The Points Putin Will Not Accept
Even the plan viewed as “pro-Russian” crosses some of Putin’s red lines. It allows for a larger Ukrainian military than Moscow demanded in 2022. It does not restrict Ukraine’s armaments in the way Russia wants. And it envisions using frozen Russian assets in the West to rebuild Ukraine—a proposal the Kremlin rejects outright.
As Putin’s adviser Yuri Ushakov put it: “Some of it is acceptable, but not all.”
The Trump–Putin Game
Steve Whitcoff is returning to Moscow. The U.S. Secretary of the Army, Daniel Driscoll, is meeting Ukrainian officials. Putin seeks a deeper relationship with Trump, hoping for sanctions relief, economic openings, and strategic advantage. But he will not trade away the core objectives that justify the war.
Meanwhile, Russia continues to absorb Ukrainian strikes on oil and military infrastructure. Trump threatened a Tomahawk strike before backing down—another pattern Moscow believes it can read and exploit.
The Kremlin may not even want a deal at this stage. If the secret understandings reached in Alaska last August collapse again into stalemate, Moscow expects U.S. support for Kyiv to erode further. Such a development could accelerate Ukraine’s internal deterioration. A U.S. withdrawal—viewed by Moscow as almost mechanical—would leave Kyiv reliant solely on European military aid and financing, just as the harshest winter since the war began arrives.
At this level of diplomacy—quiet, opaque, and operating far from public view—very little verified information exists.
The Diplomatic Carousel
In the end, we may simply be witnessing a familiar cycle: the sudden diplomatic opening, the flurry of activity, the illusion of momentum—and then the abrupt halt. The carousel stops exactly where it started.

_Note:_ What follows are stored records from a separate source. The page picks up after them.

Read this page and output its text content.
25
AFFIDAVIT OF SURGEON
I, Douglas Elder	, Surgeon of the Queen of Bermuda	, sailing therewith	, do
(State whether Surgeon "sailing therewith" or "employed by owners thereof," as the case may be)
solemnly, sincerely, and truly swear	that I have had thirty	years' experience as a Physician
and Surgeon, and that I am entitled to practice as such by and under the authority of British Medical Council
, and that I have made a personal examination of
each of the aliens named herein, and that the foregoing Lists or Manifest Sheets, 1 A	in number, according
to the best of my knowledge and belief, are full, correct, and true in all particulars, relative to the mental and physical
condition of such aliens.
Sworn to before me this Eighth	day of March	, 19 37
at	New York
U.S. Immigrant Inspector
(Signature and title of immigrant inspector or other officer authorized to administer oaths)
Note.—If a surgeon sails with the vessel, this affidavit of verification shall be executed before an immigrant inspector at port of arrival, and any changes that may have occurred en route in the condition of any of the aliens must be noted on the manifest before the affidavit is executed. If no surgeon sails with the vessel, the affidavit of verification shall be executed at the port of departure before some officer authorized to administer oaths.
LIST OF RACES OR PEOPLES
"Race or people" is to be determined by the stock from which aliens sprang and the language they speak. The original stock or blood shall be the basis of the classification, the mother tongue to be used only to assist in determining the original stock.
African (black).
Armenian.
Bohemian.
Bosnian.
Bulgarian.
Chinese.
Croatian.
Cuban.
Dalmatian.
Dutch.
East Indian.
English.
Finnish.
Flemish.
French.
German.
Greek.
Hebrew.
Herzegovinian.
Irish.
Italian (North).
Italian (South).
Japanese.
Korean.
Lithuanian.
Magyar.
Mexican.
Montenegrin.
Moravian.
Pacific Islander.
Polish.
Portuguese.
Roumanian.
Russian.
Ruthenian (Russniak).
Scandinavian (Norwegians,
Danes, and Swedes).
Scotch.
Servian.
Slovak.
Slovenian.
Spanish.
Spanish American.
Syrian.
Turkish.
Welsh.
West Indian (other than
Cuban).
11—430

The war grinds on.
Putin believes he has time.
Ukraine feels perpetually on the defensive.
Europe continues to wonder whether the next initiative will shoot upward only to fall just as quickly, returning to the same stagnant position—like the brightly painted horses on Christmas carousels that animate markets but provide no real movement.
Wherever this war eventually ends, it will reshape Ukraine, Europe, and the wider world in ways that will be profound and far from linear.